DEFINITION of International Depository Receipt (IDR)
An international depository receipt or IDR is a negotiable certificate that a bank issues. (Negotiable or marketable means its price is not firmly established, and ownership is therefore easily transferable.)
It represents ownership in the stock of a foreign company that the bank holds in trust. The International Depository Receipt (IDR) is also known as the American Depository Receipt (ADR) in the United States; ADRs represent stocks of quality issuers in a number of developed and emerging markets. In Europe, IDRs are known as Global Depository Receipts, and trade on the London, Luxembourg and Frankfurt exchanges.
IDR can also specifically refer to Indian Depository Receipts (IDRs).
BREAKING DOWN International Depository Receipt (IDR)
The biggest advantage of IDRs is that a foreign company does not have to comply with all the issuing requirements of the country where the securities will be traded, making it easier – and cheaper – for the company to trade in the overseas jurisdiction than if it were to seek a full-fledged listing.
IDRs generally represent fractional ownership of the underlying stock, with each IDR representing one, two, three or even 10 shares. The price of the IDR usually trades close to the value of the underlying shares on a currency-conversion basis, but occasional divergences may give rise to arbitrage opportunities.
Arbitrage is investor opportunity for a simultaneous purchase and sale of an asset with the aim of profiting from an imbalance in the price.

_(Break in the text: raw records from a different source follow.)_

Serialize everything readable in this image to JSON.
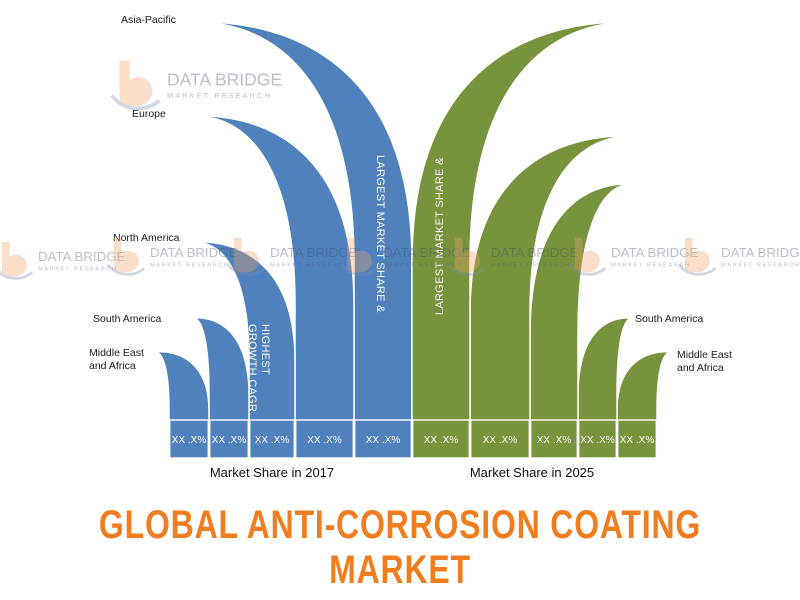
{
  "title": "GLOBAL ANTI-CORROSION COATING MARKET",
  "watermark": {
    "main": "DATA BRIDGE",
    "sub": "MARKET RESEARCH"
  },
  "colors": {
    "series_2017": "#4f81bd",
    "series_2025": "#77933c",
    "title": "#f07d1e"
  },
  "chart_data": {
    "type": "bar",
    "categories": [
      "Middle East and Africa",
      "South America",
      "North America",
      "Europe",
      "Asia-Pacific"
    ],
    "region_labels": {
      "left": [
        "Middle East\nand Africa",
        "South America",
        "North America",
        "Europe",
        "Asia-Pacific"
      ],
      "right": [
        "South America",
        "Middle East\nand Africa"
      ]
    },
    "series": [
      {
        "name": "Market Share in 2017",
        "order": [
          "Middle East and Africa",
          "South America",
          "North America",
          "Europe",
          "Asia-Pacific"
        ],
        "value_labels": [
          "XX .X%",
          "XX .X%",
          "XX .X%",
          "XX .X%",
          "XX .X%"
        ],
        "annotations": [
          {
            "category": "North America",
            "text": "HIGHEST\nGROWTH CAGR"
          },
          {
            "category": "Asia-Pacific",
            "text": "LARGEST MARKET SHARE &"
          }
        ]
      },
      {
        "name": "Market Share in 2025",
        "order": [
          "Asia-Pacific",
          "Europe",
          "North America",
          "South America",
          "Middle East and Africa"
        ],
        "value_labels": [
          "XX .X%",
          "XX .X%",
          "XX .X%",
          "XX .X%",
          "XX .X%"
        ],
        "annotations": [
          {
            "category": "Asia-Pacific",
            "text": "LARGEST MARKET SHARE &"
          }
        ]
      }
    ]
  }
}
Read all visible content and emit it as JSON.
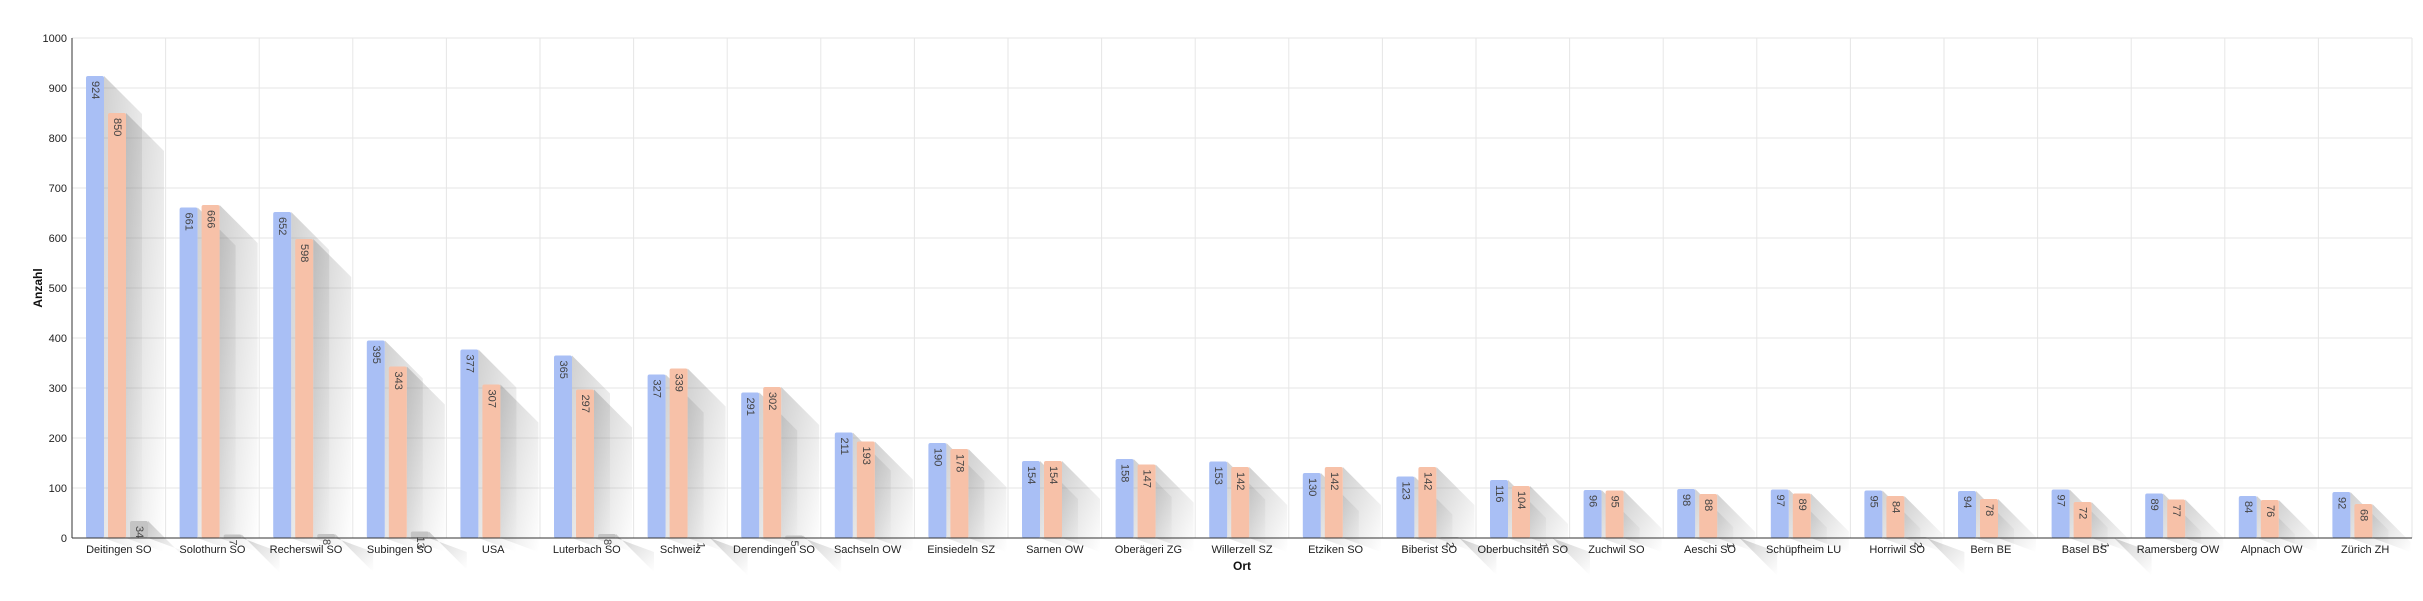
{
  "chart_data": {
    "type": "bar",
    "xlabel": "Ort",
    "ylabel": "Anzahl",
    "ylim": [
      0,
      1000
    ],
    "yticks": [
      0,
      100,
      200,
      300,
      400,
      500,
      600,
      700,
      800,
      900,
      1000
    ],
    "grid": true,
    "legend": "none",
    "categories": [
      "Deitingen SO",
      "Solothurn SO",
      "Recherswil SO",
      "Subingen SO",
      "USA",
      "Luterbach SO",
      "Schweiz",
      "Derendingen SO",
      "Sachseln OW",
      "Einsiedeln SZ",
      "Sarnen OW",
      "Oberägeri ZG",
      "Willerzell SZ",
      "Etziken SO",
      "Biberist SO",
      "Oberbuchsiten SO",
      "Zuchwil SO",
      "Aeschi SO",
      "Schüpfheim LU",
      "Horriwil SO",
      "Bern BE",
      "Basel BS",
      "Ramersberg OW",
      "Alpnach OW",
      "Zürich ZH"
    ],
    "series": [
      {
        "color": "#a9bff5",
        "values": [
          924,
          661,
          652,
          395,
          377,
          365,
          327,
          291,
          211,
          190,
          154,
          158,
          153,
          130,
          123,
          116,
          96,
          98,
          97,
          95,
          94,
          97,
          89,
          84,
          92
        ]
      },
      {
        "color": "#f7c1a8",
        "values": [
          850,
          666,
          598,
          343,
          307,
          297,
          339,
          302,
          193,
          178,
          154,
          147,
          142,
          142,
          142,
          104,
          95,
          88,
          89,
          84,
          78,
          72,
          77,
          76,
          68
        ]
      },
      {
        "color": "#c4c4c4",
        "values": [
          34,
          7,
          8,
          13,
          null,
          8,
          1,
          5,
          null,
          null,
          null,
          null,
          null,
          null,
          2,
          1,
          null,
          1,
          null,
          2,
          null,
          1,
          null,
          null,
          null
        ]
      }
    ]
  }
}
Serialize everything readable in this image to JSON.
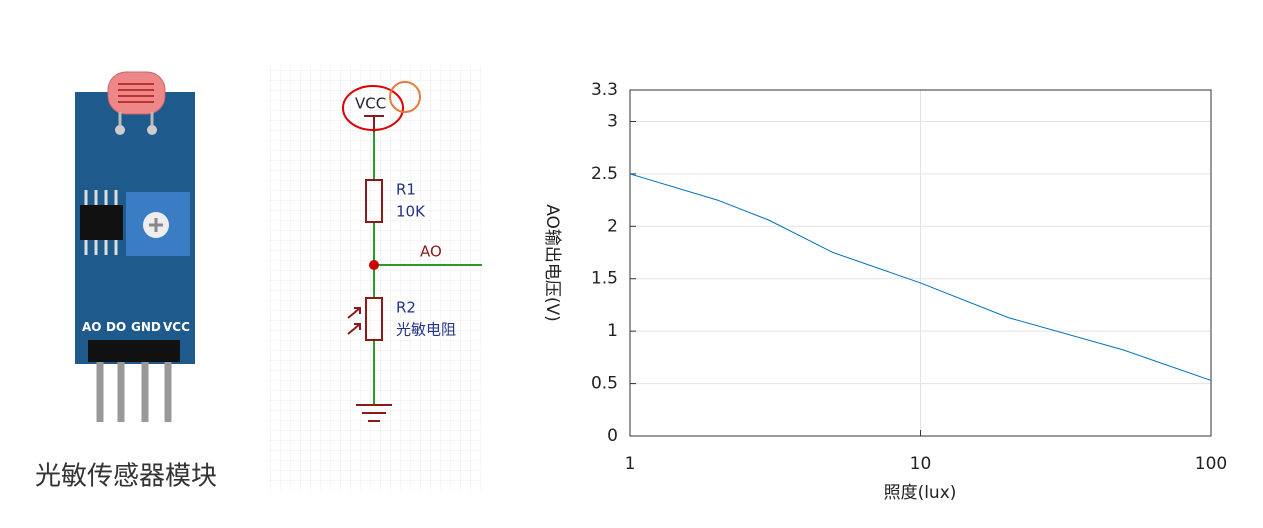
{
  "module": {
    "pins": [
      "AO",
      "DO",
      "GND",
      "VCC"
    ],
    "caption": "光敏传感器模块"
  },
  "schematic": {
    "supply": "VCC",
    "r1_name": "R1",
    "r1_value": "10K",
    "node": "AO",
    "r2_name": "R2",
    "r2_value": "光敏电阻"
  },
  "chart_data": {
    "type": "line",
    "xlabel": "照度(lux)",
    "ylabel": "AO输出电压(V)",
    "x": [
      1,
      2,
      3,
      5,
      10,
      20,
      50,
      100
    ],
    "series": [
      {
        "color": "#0072bd",
        "values": [
          2.5,
          2.25,
          2.06,
          1.75,
          1.46,
          1.13,
          0.82,
          0.53
        ]
      }
    ],
    "xscale": "log",
    "xlim": [
      1,
      100
    ],
    "xticks": [
      1,
      10,
      100
    ],
    "ylim": [
      0,
      3.3
    ],
    "yticks": [
      0,
      0.5,
      1,
      1.5,
      2,
      2.5,
      3,
      3.3
    ],
    "grid": true
  }
}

The trade exploits the price differences of identical or similar financial instruments on different markets or in different forms. Arbitrage exists as a result of market inefficiencies.
Recent News About International Depository Receipt (IDR)
In June 2018, the Securities and Exchange Board of India (SEBI) announced it was currently exploring the possibility of allowing unlisted Indian companies to directly list their equities on overseas exchanges and simultaneously allow foreign companies to list their securities in Indian bourses. While Indian companies are able to issue debt securities (called masala bonds) on international exchanges, the same option is not available for equity shares. The only option currently available to foreign firms looking to do this is via an IDR. Similar to an ADR an IDR can be created via a broker purchasing shares of a foreign company, delivering them to a custodian in their home country, and subsequently prompting a depository bank to issue certificates based on these shares.
The National Stock Exchange of India (NSE) was founded in 1992 and started trading in 1994, in contrast with the Bombay Stock Exchange (BSE), which has been in existence since 1875. Both exchanges follow the same trading mechanism, trading hours, and settlement process.